On Mexico Highway 1, headed south through Catavina. This is one of the prettiest parts of Baja.

So, back to the topic du jour, and that’s the cuisine in this part of the world. The Desert Inn is a hotel chain spanning nearly the entire length of Baja. The Desert Inns are a bit on the pricey side for Baja (which means they’re still inexpensive by US standards), but the food in these upscale-for-Baja hotels is always good.  The restaurant at the Desert Inn in Catavina has a cool arched ceiling tiled with bricks.   It’s a cool motif.

CSC Mustangs parked in front of the Catavina Desert Inn, headed south to Cabo San Lucas. We had a fine dinner that evening!

The trick is to get arrive before the tour buses do, but even if a crowd gets in before you do, the wait staff is pretty good about attending to your hunger pangs quickly. I’ve tried nearly everything on the Catavina Desert Inn’s menu; the good news is that it’s all good. That statement kind of invites the question: So what’s the bad news? More good news…there is no bad news. I like this place.

Guerrero Negro

It might be part of the Scholastic Aptitude Test: Diamonds are to Tiffany’s like fish tacos are to…well, there can only be one correct answer, and that’s Tony’s El Muelle food truck in Guerrero Negro. Baja is known for fish tacos, and to those in the know, there are none better than those whipped up by my good buddy Tony.

Tony, happily engaged in the production of the finest fish tacos on the planet. I’m not exaggerating.

Tony guy was killing it with a gourmet food truck before the gourmet food truck trend caught on in LA, and before that, he was selling fish tacos from a hand cart (I know, because I started enjoying them nearly 30 years ago…a story you can read about in Moto Baja).

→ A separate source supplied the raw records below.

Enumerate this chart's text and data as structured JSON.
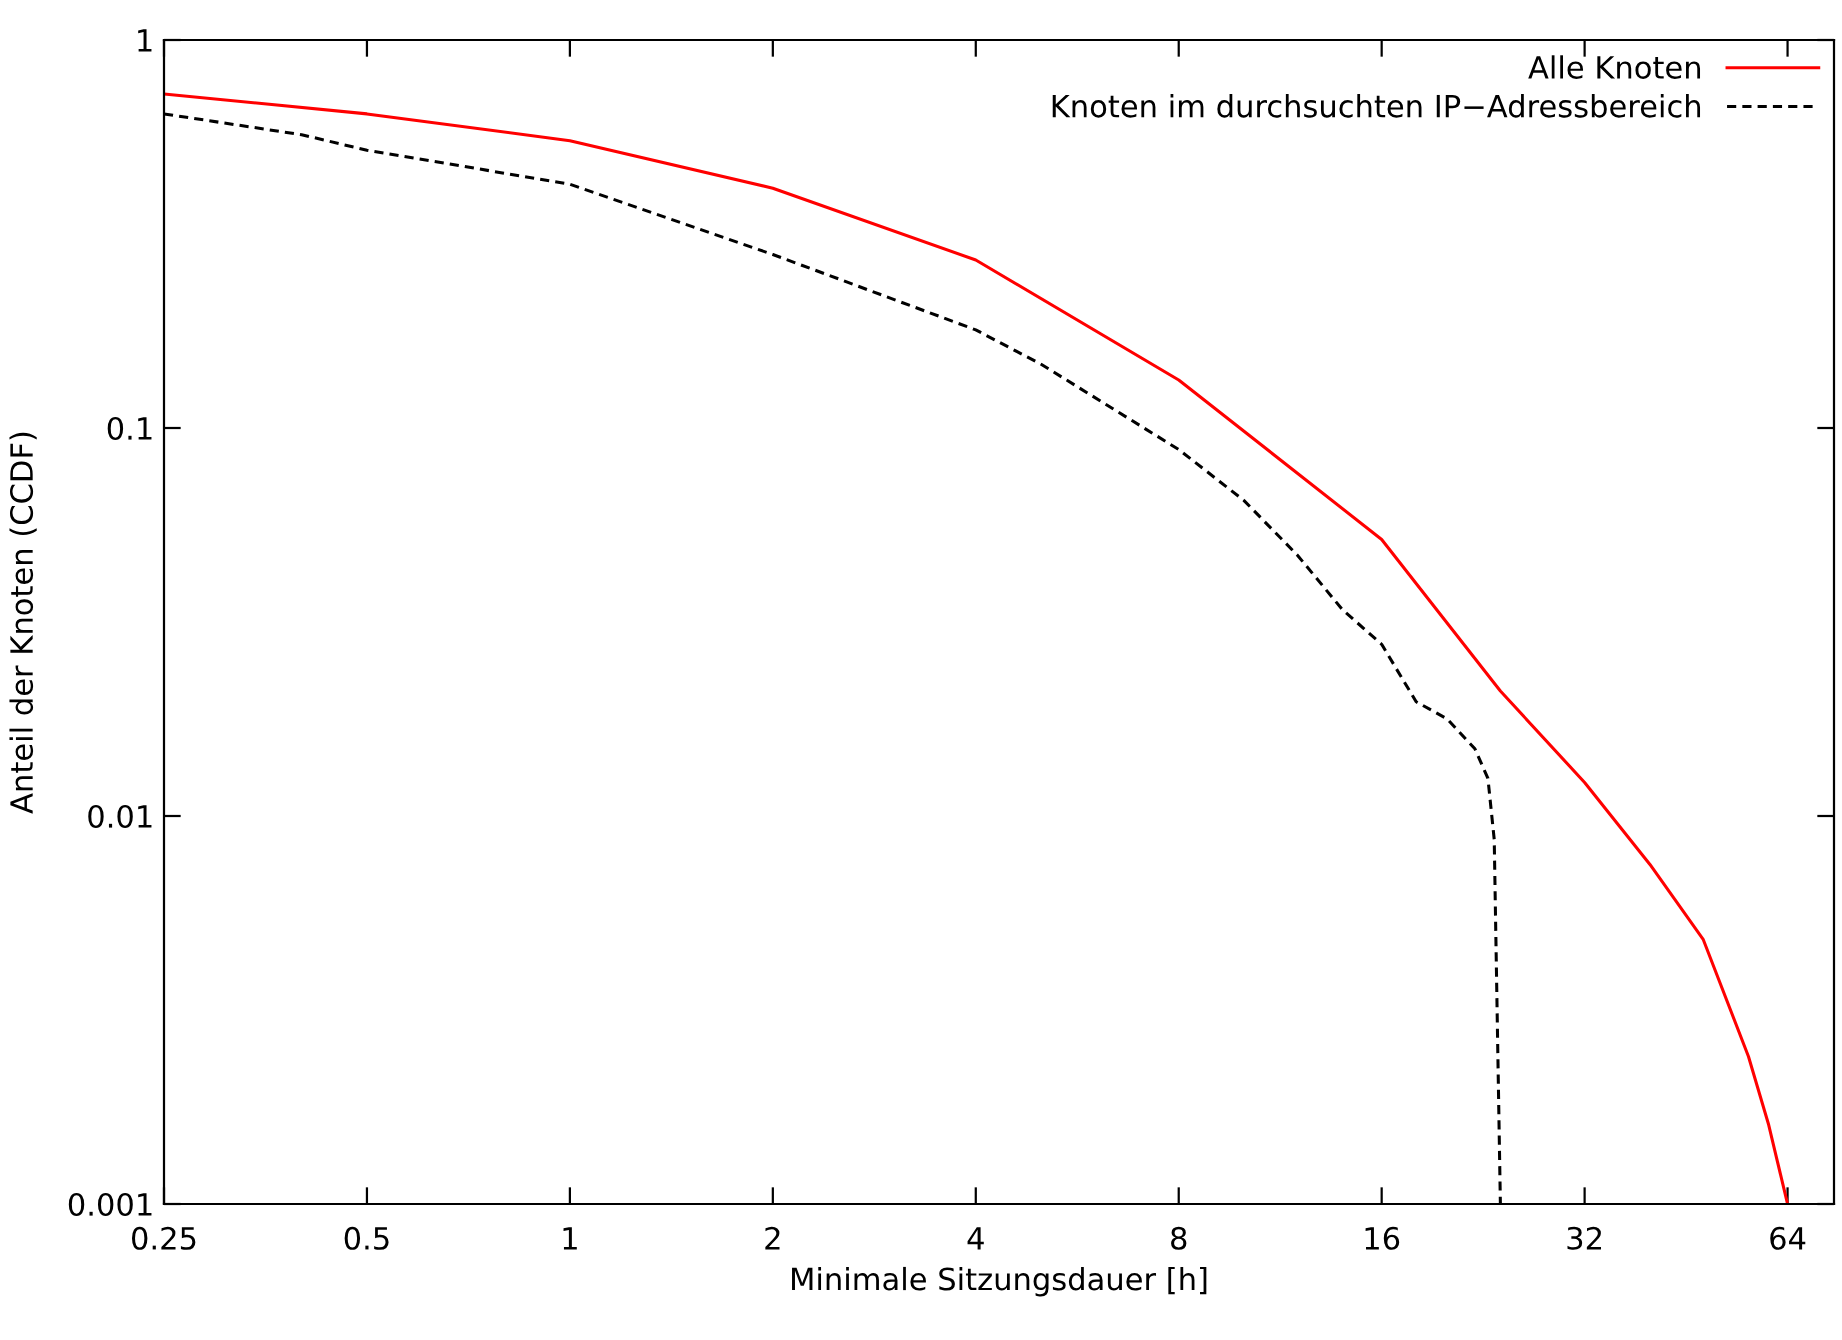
{
  "chart_data": {
    "type": "line",
    "xlabel": "Minimale Sitzungsdauer [h]",
    "ylabel": "Anteil der Knoten (CCDF)",
    "log": "xy",
    "xlim": [
      0.25,
      75
    ],
    "ylim": [
      0.001,
      1
    ],
    "xticks": [
      0.25,
      0.5,
      1,
      2,
      4,
      8,
      16,
      32,
      64
    ],
    "yticks": [
      0.001,
      0.01,
      0.1,
      1
    ],
    "grid": false,
    "legend": "top right",
    "marker": "none",
    "series": [
      {
        "name": "Alle Knoten",
        "color": "#ff0000",
        "line_style": "solid",
        "x": [
          0.25,
          0.5,
          1,
          2,
          4,
          8,
          16,
          24,
          32,
          40,
          48,
          56,
          60,
          64
        ],
        "values": [
          0.726,
          0.645,
          0.55,
          0.415,
          0.271,
          0.133,
          0.0516,
          0.021,
          0.0122,
          0.0075,
          0.0048,
          0.0024,
          0.0016,
          0.001
        ]
      },
      {
        "name": "Knoten im durchsuchten IP−Adressbereich",
        "color": "#000000",
        "line_style": "dashed",
        "x": [
          0.25,
          0.4,
          0.5,
          1,
          2,
          4,
          5,
          8,
          10,
          12,
          14,
          16,
          18,
          20,
          22,
          23,
          23.5,
          24
        ],
        "values": [
          0.645,
          0.57,
          0.52,
          0.425,
          0.28,
          0.179,
          0.146,
          0.088,
          0.065,
          0.047,
          0.034,
          0.0277,
          0.0197,
          0.0178,
          0.0149,
          0.0125,
          0.0087,
          0.001
        ]
      }
    ]
  }
}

Just after you’ve crossed into BCS (Baja California Sur, about 500 miles south of the border), hang a right and follow the signs to Guerrero Negro. Tony’s El Muelle fish taco truck will be on the right as you enter town.

When you see Tony’s truck, you’ll know. You’ve arrived.
Happy riders, after a fish taco lunch at Tony’s. This is the place to stop after you’ve gone whale watching!
The stars of the show, and what Baja is all about…Tony’s fish tacos!

You can’t miss Tony’s. Just look for the people with knowing, anticipatory smiles standing in line. This is another one of those places that, all by itself, makes me want to hop on my motorcycle and head south.

Hey, there’s more. Tony is moving up in the world, and his new restaurant is under construction in Guerrero Negro.

Another favored dining stop and watering hole (especially if I’m spending the night in Guerrero Negro) is Malarimmo’s. Their restaurant is tops for breakfast, lunch, or dinner (everything is good), and they have an interesting bar. You’ll see a lot of cool objects hanging on the walls and from the ceiling in Malarimmo’s bar, all things swept south by the Pacific currents and picked up on the giant land hook around Bahia Tortuga. Buoys, driftwood, signs, parts of US Navy test aircraft…you name it, and it’s hanging in that bar. Taking it all in while enjoying any of Malarimmo’s dishes with a Tecate or a shot of Tequila (after the bikes are parked for the night, of course) is a most enjoyable experience.

My KLR in front of Malarimmo’s. The hotel, the restaurant, and the bar are all outstanding.
A group of riders enjoying a fine dinner at Malarimmo’s.

There’s one more place I like a lot, and that’s the restaurant at the Hotel Don Gus in Guerrero Negro. It’s right across the street from Malarimmo’s, and I’ve stayed at the hotel and dined at the restaurant several times.

Rode hard and put away for the night at the Hotel Don Gus. We had just finshed a fine dinner when I took this photo.
Good buddy Jim enjoying chile rellenos in the Hotel Don Gus restaurant.

The Don Gus restaurant has great food and it’s a little less expensive than Malarimmo’s, which means it’s very inexpensive.  I like the place, and I’m betting you will, too.